There are fundamentally two separate problems: the keyboard as a 102-button joystick, for which the virtual key system was invented (virtual keys represent physical pressable things and are not confounded by modifiers) and how to type meaningful text (for which character codes apply).

Virtual Keys

Problems with the current virtual key system in a unicode/foreign keyboard environment: - dead keys (euro-native keys on mac) - ambiguous match-up (partial match from ascii, partial hard coded) - incorrect match-up (ascii on Russian win keyboard)
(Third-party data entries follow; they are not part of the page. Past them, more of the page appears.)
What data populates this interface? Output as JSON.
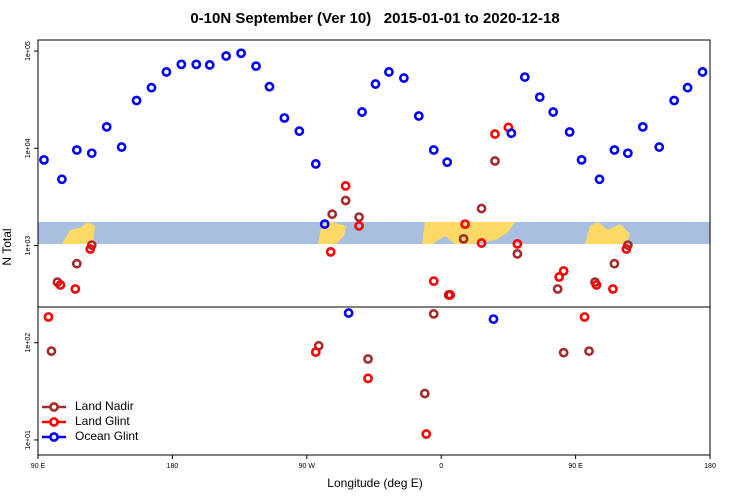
{
  "chart_data": {
    "type": "scatter",
    "title": "0-10N September (Ver 10)   2015-01-01 to 2020-12-18",
    "x_label": "Longitude (deg E)",
    "y_label": "N Total",
    "log_y": true,
    "legend": "bottom-left",
    "xlim": [
      90,
      540
    ],
    "ylim": [
      7,
      130000
    ],
    "xticks": [
      {
        "value": 90,
        "label": "90 E"
      },
      180,
      {
        "value": 270,
        "label": "90 W"
      },
      {
        "value": 360,
        "label": "0"
      },
      {
        "value": 450,
        "label": "90 E"
      },
      {
        "value": 540,
        "label": "180"
      }
    ],
    "yticks": [
      {
        "value": 10,
        "label": "1e+01"
      },
      {
        "value": 100,
        "label": "1e+02"
      },
      {
        "value": 1000,
        "label": "1e+03"
      },
      {
        "value": 10000,
        "label": "1e+04"
      },
      {
        "value": 100000,
        "label": "1e+05"
      }
    ],
    "series": [
      {
        "name": "Land Nadir",
        "color": "#a52a2a",
        "x": [
          99,
          103,
          116,
          126,
          278,
          287,
          296,
          305,
          311,
          349,
          355,
          365,
          375,
          387,
          396,
          411,
          438,
          442,
          459,
          463,
          476,
          485
        ],
        "values": [
          82,
          420,
          650,
          1010,
          93,
          2100,
          2900,
          1960,
          68,
          30,
          198,
          310,
          1170,
          2400,
          7400,
          820,
          357,
          79,
          82,
          420,
          650,
          1010
        ]
      },
      {
        "name": "Land Glint",
        "color": "#ff0000",
        "x": [
          97,
          105,
          115,
          125,
          276,
          286,
          296,
          305,
          311,
          350,
          355,
          366,
          376,
          387,
          396,
          405,
          411,
          439,
          442,
          456,
          464,
          475,
          484
        ],
        "values": [
          184,
          393,
          357,
          920,
          80,
          860,
          4100,
          1590,
          43,
          11.5,
          430,
          310,
          1660,
          1060,
          14000,
          16400,
          1040,
          474,
          547,
          184,
          393,
          357,
          920
        ]
      },
      {
        "name": "Ocean Glint",
        "color": "#0000ff",
        "x": [
          94,
          106,
          116,
          126,
          136,
          146,
          156,
          166,
          176,
          186,
          196,
          205,
          216,
          226,
          236,
          245,
          255,
          265,
          276,
          282,
          298,
          307,
          316,
          325,
          335,
          345,
          355,
          364,
          395,
          407,
          416,
          426,
          435,
          446,
          454,
          466,
          476,
          485,
          495,
          506,
          516,
          525,
          535
        ],
        "values": [
          7600,
          4800,
          9600,
          8900,
          16600,
          10300,
          31000,
          42000,
          61000,
          73000,
          73000,
          72000,
          89000,
          95000,
          70000,
          43000,
          20500,
          15000,
          6900,
          1660,
          202,
          23600,
          45800,
          61000,
          52800,
          21500,
          9600,
          7200,
          175,
          14300,
          54000,
          33600,
          23600,
          14700,
          7600,
          4800,
          9600,
          8900,
          16600,
          10300,
          31000,
          42000,
          61000
        ]
      }
    ]
  }
}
Idea: - use unused enum range to map to raw keys 0-127 e.g. vkey 4 = unidentified raw key 50 - names guessed from key layout config info - keys mapped to defaults based on ascii translation - open issue: how to deal with num pad ambiguities, etc.? - we have to use a three-level system:

  1. first try to map known ASCII output back to the vkey via the key map (tracks 'a' through the azerty swizzle)
  2. second, have a table of known special keys (e.g. F1-F24, escape, arrows)
  3. finally, simply pick an unused slot and pull an "unidentified vkey" - try to use system resources to make a good name.

Text Input

Legacy APIs are incapable of receiving unicode due to byte width. Existing plugins will continue to only receive ASCII characters in the "char" field.

Extended function calls can let plugins register for unicode callbacks, providing a single UTF32 (32-bit) character code.

NOTE: in the long term we need input-method compatibility between the sim and the SDK, but we don't even have this in the sim yet.